Importance of Fiber in Daily Diet
This Course will explain about the importance of Fiber for good health. It will also focus on functions and rich sources of fiber.
What is Fiber?
- Fiber is also known as roughage.
- It is a part of plant based food that body can not break down.
- It passes through the body undigested, keeping your digestive system clean & healthy.
- Easing bowel movements, flushing cholesterol & harmful toxins out of the body.
- Ex. Grains, fruits, vegetables, nuts , beans etc
- Women should get about 25 grams a day.
- Men at least 35 to 40 grams .
- But average person gets only 15 grams a day only
Types of Fiber
- Does not dissolve in water .
- It is a bulk fiber that helps to prevent constipation.
- Found in whole grains, wheat cereals, vegetables like carrots, tomatoes, celery etc
- Dissolves in water.
- Helps to control sugar levels& reduce cholesterol.
- Sources are barley, oatmeal, bean, nuts, fruits like apple, berries, pear, citrus fruits
- It improves your digestive health.
- Prevents constipation, diarrhea, kidney stone.
- Fiber can help to lower blood pressure, reduces inflammation, improves level of good cholesterol & reduces the level of bad cholesterol.
- Shed excess weight around the abdomen.
- High fiber diet particularly insoluble fiber can lower your risk of type 2 Diabetes.
- Eating fibers can flush toxins out of your body, improving skin health & appearance.
- It also reduces the risk of common digestive system cancer including stomach cancer.
Fiber & Weight Loss
- Fiber adds bulk to your diet, key factor in both losing weight & maintaining healthy weight.
- Adding bulk can help you feel full sooner.
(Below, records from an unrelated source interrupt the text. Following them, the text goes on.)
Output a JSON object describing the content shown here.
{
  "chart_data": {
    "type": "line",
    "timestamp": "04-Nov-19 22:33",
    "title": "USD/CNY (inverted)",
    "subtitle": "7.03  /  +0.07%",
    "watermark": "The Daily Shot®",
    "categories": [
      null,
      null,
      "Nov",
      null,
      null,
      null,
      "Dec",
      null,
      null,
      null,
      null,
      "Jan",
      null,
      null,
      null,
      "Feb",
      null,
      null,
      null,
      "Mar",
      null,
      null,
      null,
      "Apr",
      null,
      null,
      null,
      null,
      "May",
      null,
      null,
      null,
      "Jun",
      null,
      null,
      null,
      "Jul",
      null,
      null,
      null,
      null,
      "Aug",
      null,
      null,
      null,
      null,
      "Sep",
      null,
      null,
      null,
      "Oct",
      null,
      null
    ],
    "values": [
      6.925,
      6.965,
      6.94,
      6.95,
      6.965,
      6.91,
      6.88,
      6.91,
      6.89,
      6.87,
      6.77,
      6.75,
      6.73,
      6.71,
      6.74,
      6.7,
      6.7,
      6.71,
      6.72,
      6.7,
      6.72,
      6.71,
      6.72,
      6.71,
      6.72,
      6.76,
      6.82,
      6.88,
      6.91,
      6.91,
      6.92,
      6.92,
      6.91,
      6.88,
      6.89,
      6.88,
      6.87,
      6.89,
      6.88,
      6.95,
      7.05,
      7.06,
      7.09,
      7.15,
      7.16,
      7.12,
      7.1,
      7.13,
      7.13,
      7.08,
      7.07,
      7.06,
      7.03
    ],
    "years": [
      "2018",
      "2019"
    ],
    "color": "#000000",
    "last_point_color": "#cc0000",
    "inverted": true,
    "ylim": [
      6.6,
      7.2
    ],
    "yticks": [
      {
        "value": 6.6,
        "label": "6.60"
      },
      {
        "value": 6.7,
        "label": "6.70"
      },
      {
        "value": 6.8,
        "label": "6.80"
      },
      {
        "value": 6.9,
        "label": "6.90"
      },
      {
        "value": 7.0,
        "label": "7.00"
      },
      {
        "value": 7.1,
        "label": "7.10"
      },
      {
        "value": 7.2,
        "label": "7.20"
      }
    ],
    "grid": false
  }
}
- Since fiber stays longer in stomach than other food, that feeling of fullness stays with you much longer, helping you eat less.
- High fiber foods such as fruits & vegetables are low in calories, so it cut down your calorie intake.
- By regulating your blood sugar level, it can help maintain your body’s fat burning capacity.
- Eating plenty of fiber can also move fat through your digestive system at faster rate.